Varadero, with almost 25km of beach, most of it lined with hotels, is Cuba’s largest tourist resort. It occupies the Península de Hicacos, a slender finger of land pointing into the warm currents of the western Atlantic from the northern coastline of the province of Matanzas. That stunning esplanade of fine white sand certainly makes Varadero a world-class beach but the resort itself is not, however, the complete package. Increasing numbers of luxury hotels provide optimum accommodation, but the nightlife and entertainment is pretty poor. That said, this is the best major beach resort in Cuba for independent or budget travellers as it’s one of the few with a wide spread of low-priced accommodation, options and a decent, ever-improving choice of restaurants outside the hotels.
Roughly 30km west along the coastline from the peninsula is the provincial capital, also named Matanzas, while to the east, and somewhat closer, is the bayside town of Cárdenas. These once grand colonial towns now live largely in Varadero’s shadow, relegated to day-trip destinations for holidaymakers. Many of their historic buildings are in considerable disrepair but they do still make a refreshing contrast to their more cultureless and one-dimensional neighbour. What’s more, the Matanzas city surrounds hold three of the most captivating natural phenomena in the province: the subterranean cave network of the Cuevas de Bellamar; the broad, slinking Río Canímar, host to some great boat trips; and the enchanting tropical landscapes of the Yumurí Valley. The valley nudges into the neighbouring province of Mayabeque , bypassed by most tourists on the journey between Havana and Varadero but whose pretty stretch of uncrowded coastlineat the resort of Playa Jibacoa is easier to get to from Matanzas than any other town or city. The hills of the Escaleras de Jaruco, also in Mayabeque, offer somewhere interesting and attractive to head for if you want to get well off the beaten track.
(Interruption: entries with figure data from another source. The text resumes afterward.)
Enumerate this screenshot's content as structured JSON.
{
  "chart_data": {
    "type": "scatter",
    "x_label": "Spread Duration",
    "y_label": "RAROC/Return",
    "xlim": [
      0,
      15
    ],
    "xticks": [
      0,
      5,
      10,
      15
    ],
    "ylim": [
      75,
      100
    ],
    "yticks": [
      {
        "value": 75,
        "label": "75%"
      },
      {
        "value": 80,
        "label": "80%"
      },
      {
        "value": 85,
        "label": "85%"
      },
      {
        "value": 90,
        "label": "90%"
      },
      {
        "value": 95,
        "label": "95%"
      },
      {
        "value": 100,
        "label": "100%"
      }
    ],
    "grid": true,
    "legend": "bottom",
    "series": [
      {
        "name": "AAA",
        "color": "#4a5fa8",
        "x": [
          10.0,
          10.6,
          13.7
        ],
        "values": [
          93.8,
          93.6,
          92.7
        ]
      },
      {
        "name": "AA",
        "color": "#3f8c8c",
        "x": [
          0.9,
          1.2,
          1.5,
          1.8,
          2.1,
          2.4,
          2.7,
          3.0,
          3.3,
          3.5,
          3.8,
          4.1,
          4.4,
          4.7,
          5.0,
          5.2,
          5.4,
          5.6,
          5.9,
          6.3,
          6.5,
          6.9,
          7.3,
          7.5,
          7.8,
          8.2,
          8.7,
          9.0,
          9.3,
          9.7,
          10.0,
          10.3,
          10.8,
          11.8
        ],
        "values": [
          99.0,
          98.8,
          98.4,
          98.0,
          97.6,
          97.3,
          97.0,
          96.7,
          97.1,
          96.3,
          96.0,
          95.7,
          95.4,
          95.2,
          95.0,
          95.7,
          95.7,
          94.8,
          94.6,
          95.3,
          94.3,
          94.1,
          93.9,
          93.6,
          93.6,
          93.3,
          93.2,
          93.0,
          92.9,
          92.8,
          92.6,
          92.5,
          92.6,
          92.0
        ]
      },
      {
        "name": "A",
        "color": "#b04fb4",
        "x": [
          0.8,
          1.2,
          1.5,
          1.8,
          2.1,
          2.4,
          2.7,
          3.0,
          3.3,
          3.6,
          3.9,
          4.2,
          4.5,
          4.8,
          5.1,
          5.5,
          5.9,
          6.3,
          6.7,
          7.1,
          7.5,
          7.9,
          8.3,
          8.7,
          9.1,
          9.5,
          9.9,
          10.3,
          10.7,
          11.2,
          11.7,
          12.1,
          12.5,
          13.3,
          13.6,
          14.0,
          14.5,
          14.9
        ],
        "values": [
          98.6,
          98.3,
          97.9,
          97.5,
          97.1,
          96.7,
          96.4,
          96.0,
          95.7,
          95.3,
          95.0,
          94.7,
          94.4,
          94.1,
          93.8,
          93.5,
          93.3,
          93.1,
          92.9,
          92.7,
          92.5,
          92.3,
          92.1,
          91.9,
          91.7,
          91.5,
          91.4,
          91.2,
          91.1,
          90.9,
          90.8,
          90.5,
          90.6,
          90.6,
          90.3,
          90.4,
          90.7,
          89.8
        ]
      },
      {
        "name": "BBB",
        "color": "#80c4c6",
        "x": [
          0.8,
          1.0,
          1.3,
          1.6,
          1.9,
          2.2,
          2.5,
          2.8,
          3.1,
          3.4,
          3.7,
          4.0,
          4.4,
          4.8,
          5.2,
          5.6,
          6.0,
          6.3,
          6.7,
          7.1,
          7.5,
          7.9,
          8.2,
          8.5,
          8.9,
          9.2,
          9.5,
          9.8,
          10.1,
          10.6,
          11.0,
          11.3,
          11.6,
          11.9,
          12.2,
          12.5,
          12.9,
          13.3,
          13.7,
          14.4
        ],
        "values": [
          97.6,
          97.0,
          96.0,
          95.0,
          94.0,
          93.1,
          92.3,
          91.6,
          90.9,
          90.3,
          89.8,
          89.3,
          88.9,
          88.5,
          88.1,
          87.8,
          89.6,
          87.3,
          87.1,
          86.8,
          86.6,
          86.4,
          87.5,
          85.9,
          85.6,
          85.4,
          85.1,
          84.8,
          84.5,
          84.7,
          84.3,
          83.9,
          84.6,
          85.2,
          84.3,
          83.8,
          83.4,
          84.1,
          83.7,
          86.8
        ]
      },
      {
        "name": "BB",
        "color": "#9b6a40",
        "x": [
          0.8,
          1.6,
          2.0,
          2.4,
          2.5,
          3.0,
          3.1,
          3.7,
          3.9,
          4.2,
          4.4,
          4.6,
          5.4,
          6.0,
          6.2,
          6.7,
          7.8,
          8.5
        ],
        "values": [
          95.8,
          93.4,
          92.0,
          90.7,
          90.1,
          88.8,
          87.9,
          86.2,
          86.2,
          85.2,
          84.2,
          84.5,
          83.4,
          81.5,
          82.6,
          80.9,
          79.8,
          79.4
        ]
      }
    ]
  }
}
Back in Matanzas province, another little-visited but charming spot is the once wealthy village of San Miguel de los Baños, now a slightly surreal but intriguing testament to a bygone era.
On the southern side of the province, the Península de Zapata’s sweeping tracts of coastal marshlands and wooded interior can be explored with guides, who help protect this encouragingly unspoiled national park and Biosphere Reserve. There are a couple of very modest beaches here but the area is better suited to hiking, birdwatching and scuba diving than sunbathing. It is also the site of one of the most infamous acts in Cuban–US history – the Bay of Pigs invasion.